The strategy, analysts said, is designed to guard against a popular revolt like that in neighbouring Tunisia, where a frustrated public – inspired by one man’s dramatic protest – brought down an entrenched regime.
Five Algerians were killed and 800 injured during five days of riots in January, sparked by a rise in the cost of basic goods like oil and sugar.
Protests have continued since, with workers hitting the streets in a series of demonstrations to demand higher wages and better housing.
This week, Algeria’s customs bureau announced that total food imports for the first half of 2011 are up 59% compared to same period in 2010.
The country also imported $2.04bn worth of cereals, flour and semolina in the first half of the year, a 99% increase compared to 2010 figures, according to the customs board.
The inspiration for the added imports “is of a political nature”, economist Abderrahmane Mebtoul told AFP.
Ease public anger
“Faced with what’s happening in the Arab world, the Algerian government wants to avoid tension over bread and food products,” he added.
Prices in the country’s markets typically rise when families stock up on basic goods ahead of the holy dawn-to-dusk fasting month of Ramadan, which is likely to start in early August.
The government therefore wants to ease public anger by importing enough food to ensure costs remain low.
But, according to one analyst, the strategy is flawed, partly because black market traders end up buying grain at reduced costs in Algeria, and then take it across the border to sell at markets around the region.
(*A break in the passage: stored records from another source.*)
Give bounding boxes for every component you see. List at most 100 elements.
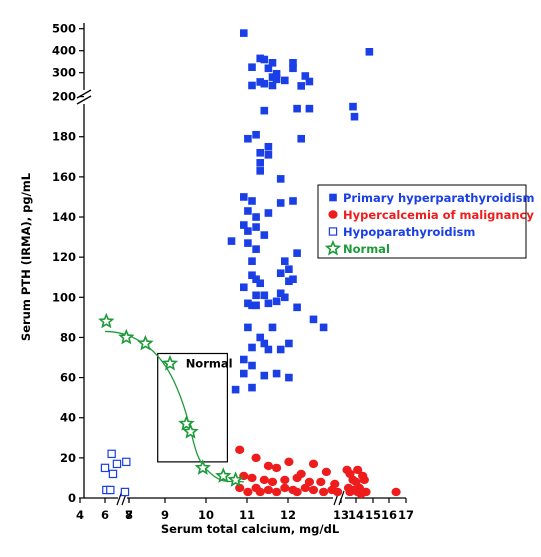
data-point xyxy=(100,463,110,473)
series-primary-hyperparathyroidism xyxy=(227,29,374,394)
data-point xyxy=(182,423,199,439)
data-point xyxy=(272,369,281,378)
data-point xyxy=(300,483,310,493)
data-point xyxy=(359,475,369,485)
data-point xyxy=(289,275,297,284)
data-point xyxy=(122,457,131,467)
data-point xyxy=(289,64,297,73)
data-point xyxy=(276,175,285,183)
data-point xyxy=(350,112,359,121)
data-point xyxy=(161,354,179,371)
data-point xyxy=(108,469,118,479)
y-axis-title: Serum PTH (IRMA), pg/mL xyxy=(19,172,33,341)
data-point xyxy=(244,227,252,235)
data-point xyxy=(264,209,273,217)
y-tick-label: 200 xyxy=(52,90,76,104)
x-axis-title: Serum total calcium, mg/dL xyxy=(161,522,340,536)
y-tick-label: 100 xyxy=(52,290,76,304)
data-point xyxy=(297,82,305,90)
data-point xyxy=(276,199,285,207)
data-points xyxy=(98,29,401,499)
data-point xyxy=(260,106,269,115)
data-point xyxy=(305,104,314,113)
data-point xyxy=(248,257,256,265)
data-point xyxy=(247,473,257,483)
series-normal xyxy=(98,312,244,487)
data-point xyxy=(112,459,122,469)
x-tick-label: 4 xyxy=(76,508,84,522)
data-point xyxy=(118,328,135,345)
data-point xyxy=(297,134,305,143)
legend-label: Hypercalcemia of malignancy xyxy=(343,208,534,222)
data-point xyxy=(272,70,281,78)
data-point xyxy=(231,385,240,394)
x-tick-label: 8 xyxy=(125,508,133,522)
data-point xyxy=(268,59,277,67)
data-point xyxy=(289,197,297,205)
y-tick-label: 180 xyxy=(52,130,76,144)
x-tick-label: 12 xyxy=(280,508,296,522)
data-point xyxy=(280,483,290,493)
data-point xyxy=(264,151,273,159)
data-point xyxy=(248,63,256,71)
data-point xyxy=(293,303,301,312)
series-hypoparathyroidism xyxy=(100,449,131,497)
normal-range-box: Normal xyxy=(157,352,233,463)
y-tick-label: 20 xyxy=(60,451,76,465)
data-point xyxy=(252,275,260,284)
data-point xyxy=(240,369,248,378)
data-point xyxy=(260,291,269,300)
data-point xyxy=(252,245,260,253)
data-point xyxy=(260,231,269,239)
data-point xyxy=(305,77,314,86)
x-tick-label: 13 xyxy=(333,508,349,522)
data-point xyxy=(272,297,281,306)
x-tick-label: 6 xyxy=(101,508,109,522)
y-tick-label: 500 xyxy=(52,22,76,36)
data-point xyxy=(391,487,401,497)
data-point xyxy=(281,76,289,85)
data-point xyxy=(316,477,326,487)
data-point xyxy=(284,457,294,467)
data-point xyxy=(256,333,264,342)
normal-box xyxy=(157,352,228,463)
data-point xyxy=(256,279,264,288)
y-tick-label: 60 xyxy=(60,371,76,385)
data-point xyxy=(252,213,260,221)
data-point xyxy=(268,81,277,90)
legend-marker xyxy=(328,227,338,236)
data-point xyxy=(272,463,282,473)
legend-marker xyxy=(329,193,337,202)
data-point xyxy=(281,293,289,302)
y-tick-label: 400 xyxy=(52,44,76,58)
data-point xyxy=(260,79,269,88)
data-point xyxy=(240,221,248,229)
data-point xyxy=(240,355,248,364)
data-point xyxy=(293,249,301,257)
data-point xyxy=(255,487,265,497)
x-tick-label: 16 xyxy=(381,508,397,522)
data-point xyxy=(256,159,264,167)
x-tick-label: 10 xyxy=(198,508,214,522)
data-point xyxy=(248,361,256,370)
data-point xyxy=(333,487,343,497)
data-point xyxy=(264,345,273,354)
data-point xyxy=(365,48,374,56)
x-tick-label: 11 xyxy=(239,508,255,522)
data-point xyxy=(285,265,293,274)
legend-box xyxy=(317,184,527,259)
data-point xyxy=(268,323,277,332)
y-tick-label: 120 xyxy=(52,250,76,264)
data-point xyxy=(264,142,273,151)
data-point xyxy=(319,487,329,497)
data-point xyxy=(227,471,244,487)
x-tick-label: 14 xyxy=(348,508,364,522)
data-point xyxy=(98,312,115,329)
data-point xyxy=(361,487,371,497)
data-point xyxy=(244,134,252,143)
data-point xyxy=(252,291,260,300)
data-point xyxy=(292,473,302,483)
data-point xyxy=(321,467,331,477)
chart-axes: 0 20 40 60 80 100 120 140 160 180 200 300 400 500 4 6 78… xyxy=(52,22,414,522)
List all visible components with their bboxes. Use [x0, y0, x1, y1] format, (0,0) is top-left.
“Algeria lowers prices internationally, and countries like Mali, Niger Morocco, Tunisia, Libya and Mauritania also profit from these subsidies through certain networks,” said Reda Hamiani, who heads the Algerian FCE business forum.
The policy is also “nonsensical”, according to Hamiani, because it discourages domestic farmers from boosting domestic grain production, which the country desperately needs.
Speculative crops
Metoub countered by saying that because Algeria is semi-arid with “relatively weak” agricultural production, farmers are always going to look to “more speculative crops and turn away from grains”.
While protesters in January voiced frustration over the high cost of living, Algerian President Abdelaziz Bouteflika has also been confronted by pro-democracy protests demonstrations resembling those in Egypt, Libya and Syria.
In April, truncheon-wielding police beat hundreds of pro-reform activists, many of whom were calling for regime change.
Bouteflika, 74, has proposed changes to the constitution and election laws, but protesters have accused him of ignoring their central call for more accountable government.